The Book Expo America trade show was a graphic exampls ofbook publishing industry missing the real e-book revolution now underway. Yet even if Big Publishing doesn’t embrace e-books, there were some interesting examples of where technology is going and how it might impact reading in the near future.
This is a case where pictures can do more than words. Here’s a video I took at an iPad app product demo by Byook: The idea is to mix graphics, sound effects, music, and some simple animation with text to create a new and effective audience experience.
Any time the medium changes, so does the message. Sometimes you give something up — you couldn’t, for instance, create beautiful illuminated manuscripts with Gutenberg’s moveable type. On the other hand, you could mass-produce books and actually sell them at a profit.
In other cases, a new medium is so different from an older one — books and movies are a good example — that you literally can’t tell the same story in both. To Kill a Mockingbird was both a fine book and film, but each had its own sensibility.

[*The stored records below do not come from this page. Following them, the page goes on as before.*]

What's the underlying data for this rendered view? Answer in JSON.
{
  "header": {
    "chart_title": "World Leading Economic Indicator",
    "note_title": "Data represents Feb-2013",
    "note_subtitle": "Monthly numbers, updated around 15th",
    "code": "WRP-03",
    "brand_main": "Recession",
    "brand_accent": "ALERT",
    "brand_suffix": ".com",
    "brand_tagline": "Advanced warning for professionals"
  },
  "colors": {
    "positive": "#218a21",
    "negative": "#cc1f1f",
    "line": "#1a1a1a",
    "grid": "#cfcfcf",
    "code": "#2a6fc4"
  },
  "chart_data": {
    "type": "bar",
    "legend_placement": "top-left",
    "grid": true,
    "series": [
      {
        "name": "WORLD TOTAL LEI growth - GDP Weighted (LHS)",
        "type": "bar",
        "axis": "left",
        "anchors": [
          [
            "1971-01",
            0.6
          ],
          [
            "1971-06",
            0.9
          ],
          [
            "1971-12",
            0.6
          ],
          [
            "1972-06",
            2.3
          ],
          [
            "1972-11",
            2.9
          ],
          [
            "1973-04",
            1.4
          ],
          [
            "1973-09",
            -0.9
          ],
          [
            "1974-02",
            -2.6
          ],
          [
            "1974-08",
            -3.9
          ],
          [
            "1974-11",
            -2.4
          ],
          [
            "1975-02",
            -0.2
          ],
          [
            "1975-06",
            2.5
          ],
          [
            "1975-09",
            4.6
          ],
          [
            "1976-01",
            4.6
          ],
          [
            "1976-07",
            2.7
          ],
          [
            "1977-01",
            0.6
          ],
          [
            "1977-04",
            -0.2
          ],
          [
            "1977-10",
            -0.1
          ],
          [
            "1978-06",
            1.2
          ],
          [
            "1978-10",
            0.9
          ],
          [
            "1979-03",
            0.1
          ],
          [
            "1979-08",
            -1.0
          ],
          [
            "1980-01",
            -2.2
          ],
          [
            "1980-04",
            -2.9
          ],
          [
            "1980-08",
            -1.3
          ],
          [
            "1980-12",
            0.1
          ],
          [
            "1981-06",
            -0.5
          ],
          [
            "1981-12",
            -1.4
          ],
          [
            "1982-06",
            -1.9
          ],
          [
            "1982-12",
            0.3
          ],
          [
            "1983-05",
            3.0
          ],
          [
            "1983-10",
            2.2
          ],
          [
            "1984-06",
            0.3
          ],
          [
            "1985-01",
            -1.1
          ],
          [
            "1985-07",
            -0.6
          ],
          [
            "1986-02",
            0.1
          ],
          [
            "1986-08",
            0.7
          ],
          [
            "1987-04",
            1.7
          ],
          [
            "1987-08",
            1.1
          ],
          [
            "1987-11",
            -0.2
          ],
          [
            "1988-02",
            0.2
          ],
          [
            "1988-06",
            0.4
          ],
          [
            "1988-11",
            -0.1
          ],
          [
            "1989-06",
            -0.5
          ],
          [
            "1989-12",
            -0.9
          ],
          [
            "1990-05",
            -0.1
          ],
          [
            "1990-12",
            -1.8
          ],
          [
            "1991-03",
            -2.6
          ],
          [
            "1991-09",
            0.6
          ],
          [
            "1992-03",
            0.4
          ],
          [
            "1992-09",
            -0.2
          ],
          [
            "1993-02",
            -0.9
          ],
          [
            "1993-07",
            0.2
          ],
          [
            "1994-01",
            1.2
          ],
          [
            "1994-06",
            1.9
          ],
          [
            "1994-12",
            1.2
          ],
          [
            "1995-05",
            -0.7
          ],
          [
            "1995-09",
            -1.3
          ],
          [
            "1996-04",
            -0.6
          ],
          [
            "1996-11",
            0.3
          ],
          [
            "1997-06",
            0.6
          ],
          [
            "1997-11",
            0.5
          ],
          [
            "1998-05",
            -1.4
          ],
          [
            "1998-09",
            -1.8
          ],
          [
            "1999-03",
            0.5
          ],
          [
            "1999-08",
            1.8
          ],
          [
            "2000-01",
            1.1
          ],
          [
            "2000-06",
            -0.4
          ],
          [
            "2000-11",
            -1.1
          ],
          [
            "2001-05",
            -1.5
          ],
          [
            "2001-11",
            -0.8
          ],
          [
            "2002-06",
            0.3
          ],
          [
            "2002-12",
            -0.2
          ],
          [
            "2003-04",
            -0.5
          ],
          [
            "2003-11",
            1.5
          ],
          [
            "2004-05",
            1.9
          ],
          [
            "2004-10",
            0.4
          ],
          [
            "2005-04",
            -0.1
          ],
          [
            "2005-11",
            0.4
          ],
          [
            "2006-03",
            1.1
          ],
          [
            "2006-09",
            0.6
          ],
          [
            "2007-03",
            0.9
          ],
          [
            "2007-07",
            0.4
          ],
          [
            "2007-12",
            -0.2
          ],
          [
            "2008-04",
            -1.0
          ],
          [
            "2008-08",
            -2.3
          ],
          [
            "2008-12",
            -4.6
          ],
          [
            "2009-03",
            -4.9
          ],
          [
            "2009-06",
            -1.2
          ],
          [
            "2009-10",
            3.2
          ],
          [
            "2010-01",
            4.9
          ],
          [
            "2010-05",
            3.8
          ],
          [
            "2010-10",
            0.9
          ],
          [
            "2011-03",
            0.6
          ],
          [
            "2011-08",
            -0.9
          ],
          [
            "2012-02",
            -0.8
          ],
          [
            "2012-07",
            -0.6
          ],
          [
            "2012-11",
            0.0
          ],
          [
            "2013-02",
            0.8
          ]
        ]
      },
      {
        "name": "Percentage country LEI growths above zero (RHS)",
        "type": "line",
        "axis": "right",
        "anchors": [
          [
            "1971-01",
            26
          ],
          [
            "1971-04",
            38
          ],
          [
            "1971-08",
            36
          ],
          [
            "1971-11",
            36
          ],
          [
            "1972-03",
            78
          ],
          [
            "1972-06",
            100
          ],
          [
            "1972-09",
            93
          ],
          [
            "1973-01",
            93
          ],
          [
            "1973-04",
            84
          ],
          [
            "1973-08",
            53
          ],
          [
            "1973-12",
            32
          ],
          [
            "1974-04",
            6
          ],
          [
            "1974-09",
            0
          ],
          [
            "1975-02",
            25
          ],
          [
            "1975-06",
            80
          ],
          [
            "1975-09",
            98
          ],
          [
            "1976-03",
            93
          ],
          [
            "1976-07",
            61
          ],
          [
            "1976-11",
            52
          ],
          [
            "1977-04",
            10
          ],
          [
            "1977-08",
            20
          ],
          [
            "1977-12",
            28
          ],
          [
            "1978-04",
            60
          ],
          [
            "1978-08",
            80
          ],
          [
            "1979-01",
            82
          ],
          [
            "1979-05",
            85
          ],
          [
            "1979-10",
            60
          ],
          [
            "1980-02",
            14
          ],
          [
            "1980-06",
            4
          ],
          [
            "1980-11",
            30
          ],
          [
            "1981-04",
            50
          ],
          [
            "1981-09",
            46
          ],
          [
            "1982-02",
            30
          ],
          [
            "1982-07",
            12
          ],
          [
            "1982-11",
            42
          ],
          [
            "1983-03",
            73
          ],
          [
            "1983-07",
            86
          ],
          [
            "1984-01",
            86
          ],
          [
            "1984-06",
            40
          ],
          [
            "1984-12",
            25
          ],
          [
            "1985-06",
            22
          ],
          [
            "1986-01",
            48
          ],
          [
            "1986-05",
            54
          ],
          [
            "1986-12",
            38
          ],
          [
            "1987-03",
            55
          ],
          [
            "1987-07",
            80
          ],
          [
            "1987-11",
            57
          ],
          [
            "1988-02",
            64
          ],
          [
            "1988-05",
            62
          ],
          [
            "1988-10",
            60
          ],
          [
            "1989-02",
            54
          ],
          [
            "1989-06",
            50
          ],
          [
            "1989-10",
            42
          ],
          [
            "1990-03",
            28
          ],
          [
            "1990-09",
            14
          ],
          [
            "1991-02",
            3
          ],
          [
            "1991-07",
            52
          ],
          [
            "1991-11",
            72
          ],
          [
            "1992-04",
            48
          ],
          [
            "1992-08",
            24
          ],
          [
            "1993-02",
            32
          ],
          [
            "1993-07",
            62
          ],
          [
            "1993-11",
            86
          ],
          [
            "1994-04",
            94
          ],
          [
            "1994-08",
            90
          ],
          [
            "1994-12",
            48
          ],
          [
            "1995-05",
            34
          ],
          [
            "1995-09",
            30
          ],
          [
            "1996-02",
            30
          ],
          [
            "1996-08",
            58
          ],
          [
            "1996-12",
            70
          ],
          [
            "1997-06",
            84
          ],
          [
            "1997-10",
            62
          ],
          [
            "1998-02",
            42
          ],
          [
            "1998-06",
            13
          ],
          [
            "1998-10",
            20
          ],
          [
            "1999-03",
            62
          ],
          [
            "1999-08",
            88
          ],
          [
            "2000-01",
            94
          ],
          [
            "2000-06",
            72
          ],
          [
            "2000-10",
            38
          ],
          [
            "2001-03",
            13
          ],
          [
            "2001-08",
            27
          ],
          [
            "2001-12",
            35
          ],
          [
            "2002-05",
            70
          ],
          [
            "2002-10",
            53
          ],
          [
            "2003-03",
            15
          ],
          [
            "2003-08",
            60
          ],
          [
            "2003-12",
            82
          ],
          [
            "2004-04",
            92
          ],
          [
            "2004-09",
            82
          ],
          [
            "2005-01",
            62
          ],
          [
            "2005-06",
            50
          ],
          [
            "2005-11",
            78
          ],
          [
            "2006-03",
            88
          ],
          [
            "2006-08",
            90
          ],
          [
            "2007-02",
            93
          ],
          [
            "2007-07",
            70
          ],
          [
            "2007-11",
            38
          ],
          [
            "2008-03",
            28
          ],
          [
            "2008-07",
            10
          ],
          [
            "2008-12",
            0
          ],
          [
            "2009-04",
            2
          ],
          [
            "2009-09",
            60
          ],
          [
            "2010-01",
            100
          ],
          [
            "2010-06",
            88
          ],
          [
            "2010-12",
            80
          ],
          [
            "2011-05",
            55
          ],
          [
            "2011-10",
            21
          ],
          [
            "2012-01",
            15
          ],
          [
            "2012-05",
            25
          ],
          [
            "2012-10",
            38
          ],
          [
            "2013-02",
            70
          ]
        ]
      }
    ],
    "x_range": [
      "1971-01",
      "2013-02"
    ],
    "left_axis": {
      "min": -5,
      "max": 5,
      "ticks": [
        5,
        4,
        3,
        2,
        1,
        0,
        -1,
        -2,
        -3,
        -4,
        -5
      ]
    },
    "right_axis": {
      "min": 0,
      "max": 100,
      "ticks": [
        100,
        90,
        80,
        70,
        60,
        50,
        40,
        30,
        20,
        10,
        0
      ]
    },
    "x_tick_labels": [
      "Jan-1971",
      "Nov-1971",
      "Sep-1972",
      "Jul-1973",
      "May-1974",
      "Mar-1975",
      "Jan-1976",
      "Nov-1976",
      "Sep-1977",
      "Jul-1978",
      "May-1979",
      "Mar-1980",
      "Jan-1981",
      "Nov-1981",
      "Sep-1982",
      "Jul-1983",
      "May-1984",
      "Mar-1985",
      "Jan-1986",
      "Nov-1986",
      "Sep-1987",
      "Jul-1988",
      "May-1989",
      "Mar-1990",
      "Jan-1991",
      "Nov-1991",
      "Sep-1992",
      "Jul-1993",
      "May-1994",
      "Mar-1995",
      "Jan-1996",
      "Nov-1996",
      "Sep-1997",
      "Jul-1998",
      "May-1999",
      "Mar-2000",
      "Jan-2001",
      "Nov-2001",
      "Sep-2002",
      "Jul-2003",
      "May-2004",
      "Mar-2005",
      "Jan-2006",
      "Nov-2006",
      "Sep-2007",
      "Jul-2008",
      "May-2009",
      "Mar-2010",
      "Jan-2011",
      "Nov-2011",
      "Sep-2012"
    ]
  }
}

The combinations that Byook is playing with suggest how e-books need to evolve, much the way the Internet has. Just think how people now laugh at the static and dull Web pages that companies put up in the mid-1990s.
To see something a bit more coherent about Byook, here’s a demo of the company’s version of a Sherlock Holmes title:
Another example comes from Medallion Press, which combines animated and interactive illustrations with a traditional story line.
As e-book technology, specifically the ePub standard, continues to advance, expect more publishers to combine different media — and expect the definition of publisher to change. This could be a natural move for many independent movie producers.
Companies are also trying to bring the experience of a signed copy to the e-book. No, you don’t wind up with scrawling all over your new Nook Color. Authography is a start-up trying to market its system to retailers — you buy the book, the retailer sends it to Authography, which inserts the signature and dedication, and then it makes its way back to you again.
There are plenty of challenges still to work through. Everyone, for instance, would have to coordinate with authors, who’d need to put dedications in their handwriting.
And then there are the e-readers themselves. What was interesting to learn is just how cheap these can get. One company, Aluratek, has a 7-inch color touchscreen e-reader with Wi-Fi for $150. And retailers sometimes run at-cost promotions with the company’s low-end B&W (non-touch) reader for $50.
The important thing, here, is not the particular vendors so much as what upstart companies are trying to achieve. The future will bring far cheaper reader hardware (full-feature tablets may have a hard time keeping pace) and more pizzazz as publishers all try to find a natural format for the medium.